This pattern of thinking reflects two things: the need for a dramatic shift in our thinking and consumption of resources, and how big, corrupt businesses have completely capitalized on our idea of resources and indoctrinated the public into thinking of resources only in terms of personal finance and the effect it has on them.
Resources are a communal substance that is beneficial to all of us and we should to go extreme lengths to preserve, protect, and utilize them in a way that is sustainable, renewable, and infinite.
We shouldn’t simply leave lights and heat on purposefully with the jaded and misguided viewpoint that your personal situation isn’t affected or threatened.
It’s selfish and narrow-minded to toss off the use of resources if you don’t pay for them and not give it a second thought.
I’ll also present the common response when I present this argument to the average person: “It doesn’t make a difference what I do so screw it.”
Well, look at this way: if you decide to turn the lights off in a situation that you previously wouldn’t have left them on, is that not a difference? The magnitude of the difference aside, is that not a difference?
What if you did it multiple times? All year? That’s just you, but what if your entire family or your roommates did it all the time? What if everyone in your town did it once a day?
It works out and it’s worth it to step beyond your own personal experience and finance to make the Earth a more habitable place.
Let me present to you the case of water. Resources are important and we really need to start thinking of water and electricity as a toll on the planet and necessary for our survival.
But in our current matrix state, we’re using toilet bowl cleaner and hazardous bleach, washing our hair with awful shampoo, defecating and urinating in our clean water supply, brushing our teeth with fluoride, et cetera, all in fresh water, which makes up a small proportion of our earth’s total water.

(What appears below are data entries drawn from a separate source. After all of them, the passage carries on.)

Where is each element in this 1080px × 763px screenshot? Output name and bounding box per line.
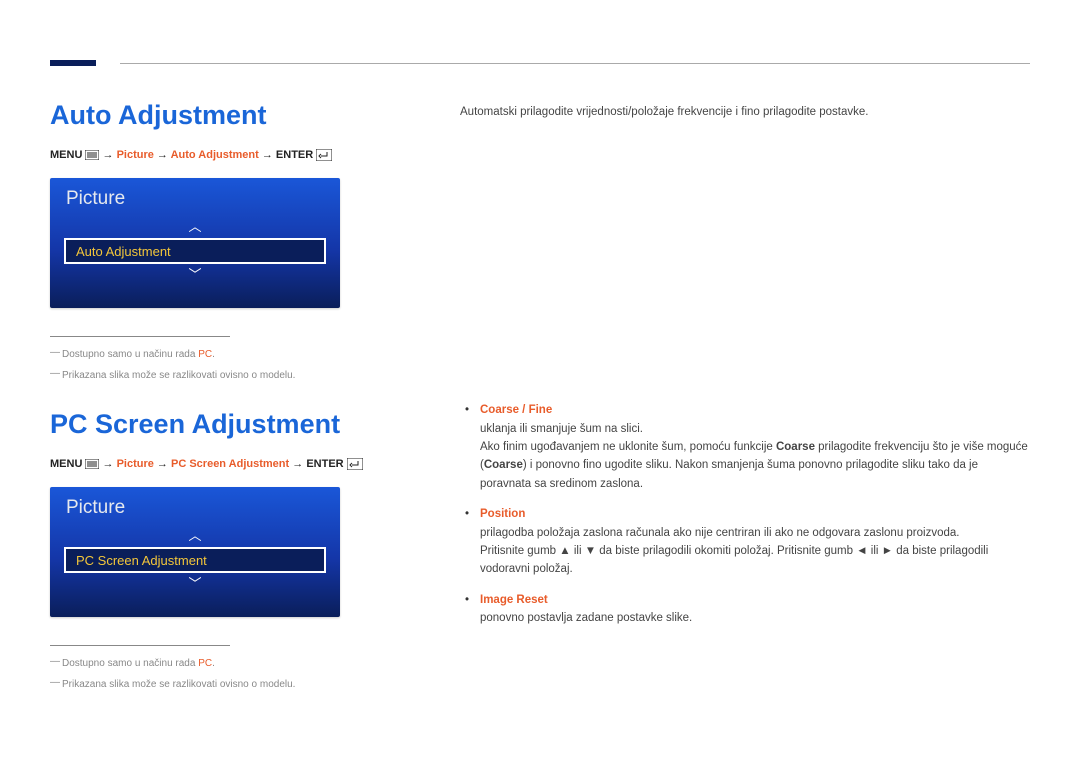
- b1-l2a: Ako finim ugođavanjem ne uklonite šum, p…: [480, 441, 776, 453]
- osd2-selected-item[interactable]: PC Screen Adjustment: [64, 547, 326, 573]
- bullet-image-reset: Image Reset ponovno postavlja zadane pos…: [460, 591, 1030, 628]
- osd2-title: Picture: [50, 487, 340, 525]
- intro-text: Automatski prilagodite vrijednosti/polož…: [460, 104, 1030, 121]
- bullet-position: Position prilagodba položaja zaslona rač…: [460, 505, 1030, 579]
- section2-breadcrumb: MENU → Picture → PC Screen Adjustment → …: [50, 458, 420, 473]
- right-column: Automatski prilagodite vrijednosti/polož…: [450, 100, 1030, 700]
- bc2-menu-label: MENU: [50, 458, 82, 470]
- section2-heading: PC Screen Adjustment: [50, 409, 420, 440]
- bc-menu-label: MENU: [50, 149, 82, 161]
- note2-suffix: .: [212, 658, 215, 669]
- section1-note-2: Prikazana slika može se razlikovati ovis…: [50, 370, 420, 381]
- enter-icon: [316, 149, 332, 164]
- b1-title: Coarse / Fine: [480, 404, 552, 416]
- bullets-list: Coarse / Fine uklanja ili smanjuje šum n…: [460, 401, 1030, 627]
- page-content: Auto Adjustment MENU → Picture → Auto Ad…: [50, 100, 1030, 700]
- bullet-coarse-fine: Coarse / Fine uklanja ili smanjuje šum n…: [460, 401, 1030, 493]
- note2-prefix: Dostupno samo u načinu rada: [62, 658, 198, 669]
- section2-notes-divider: [50, 645, 230, 646]
- bc-picture: Picture: [117, 149, 154, 161]
- b1-l2b: Coarse: [776, 441, 815, 453]
- section1-osd-panel: Picture ︿ Auto Adjustment ﹀: [50, 178, 340, 308]
- bc2-item: PC Screen Adjustment: [171, 458, 289, 470]
- b2-line2: Pritisnite gumb ▲ ili ▼ da biste prilago…: [480, 545, 988, 575]
- b1-l2d: Coarse: [484, 459, 523, 471]
- bc2-enter-label: ENTER: [306, 458, 343, 470]
- menu-icon: [85, 459, 99, 472]
- menu-icon: [85, 150, 99, 163]
- section1-heading: Auto Adjustment: [50, 100, 420, 131]
- section2-note-2: Prikazana slika može se razlikovati ovis…: [50, 679, 420, 690]
- osd1-selected-item[interactable]: Auto Adjustment: [64, 238, 326, 264]
- section1-note-1: Dostupno samo u načinu rada PC.: [50, 349, 420, 360]
- osd1-up-arrow-icon[interactable]: ︿: [50, 216, 340, 238]
- section1-breadcrumb: MENU → Picture → Auto Adjustment → ENTER: [50, 149, 420, 164]
- note1-pc: PC: [198, 349, 212, 360]
- osd1-down-arrow-icon[interactable]: ﹀: [50, 264, 340, 286]
- section2-osd-panel: Picture ︿ PC Screen Adjustment ﹀: [50, 487, 340, 617]
- page-top-mark: [50, 60, 96, 66]
- b3-title: Image Reset: [480, 594, 548, 606]
- bc2-picture: Picture: [117, 458, 154, 470]
- osd2-up-arrow-icon[interactable]: ︿: [50, 525, 340, 547]
- section2: PC Screen Adjustment MENU → Picture → PC…: [50, 409, 420, 690]
- note2-pc: PC: [198, 658, 212, 669]
- bc-item: Auto Adjustment: [171, 149, 259, 161]
- b2-title: Position: [480, 508, 525, 520]
- b1-l2e: ) i ponovno fino ugodite sliku. Nakon sm…: [480, 459, 978, 489]
- note1-suffix: .: [212, 349, 215, 360]
- section2-note-1: Dostupno samo u načinu rada PC.: [50, 658, 420, 669]
- b2-line1: prilagodba položaja zaslona računala ako…: [480, 527, 959, 539]
- osd2-down-arrow-icon[interactable]: ﹀: [50, 573, 340, 595]
- note1-prefix: Dostupno samo u načinu rada: [62, 349, 198, 360]
- left-column: Auto Adjustment MENU → Picture → Auto Ad…: [50, 100, 450, 700]
- section1-notes-divider: [50, 336, 230, 337]
- enter-icon: [347, 458, 363, 473]
- b1-line1: uklanja ili smanjuje šum na slici.: [480, 423, 643, 435]
- bc-enter-label: ENTER: [276, 149, 313, 161]
- osd1-title: Picture: [50, 178, 340, 216]
- page-top-rule: [120, 63, 1030, 64]
- b3-line1: ponovno postavlja zadane postavke slike.: [480, 612, 692, 624]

We need this stuff to survive and it’s becoming so bad that we no longer can drink the water that was once coming to our homes and our hoses.
Instead, we must buy bottled water and safe water to drink now instead of drinking clean, fresh water provided to us from our mother Earth. Instead, businesses once again have found a way to capitalize on our own destruction of our resource and we are now almost dependent on other people and companies to provide that water for us.
We no longer can easily retrieve water ourselves. Now central banks, as part of austerity measures, are grabbing up these water supply in return for bail-out funds.
Are we to be indebted to these bankers and businesses to supply us with a resource that everything needs to survive and that was once given to us completely for free?
We must free ourselves from this matrix that tells us resources require money and we must also stop polluting a very natural and vital substance.
This article was certainly sparked by the all-powerful phrase “we don’t pay for it.”
I don’t mean to deride anyone for possessing this frame of mind that focuses on finance. It’s a result of our rigid and powerful socialization to a fiscal culture.
Socialization is a passive yet powerful force to which we’re all exposed. But we must resist that force because it’s leading us off a cliff.
Some of us expose ourselves to counterculture ideas and movements in order to combat these disastrous and instilled ideas, and that’s what I hope this article will do for you.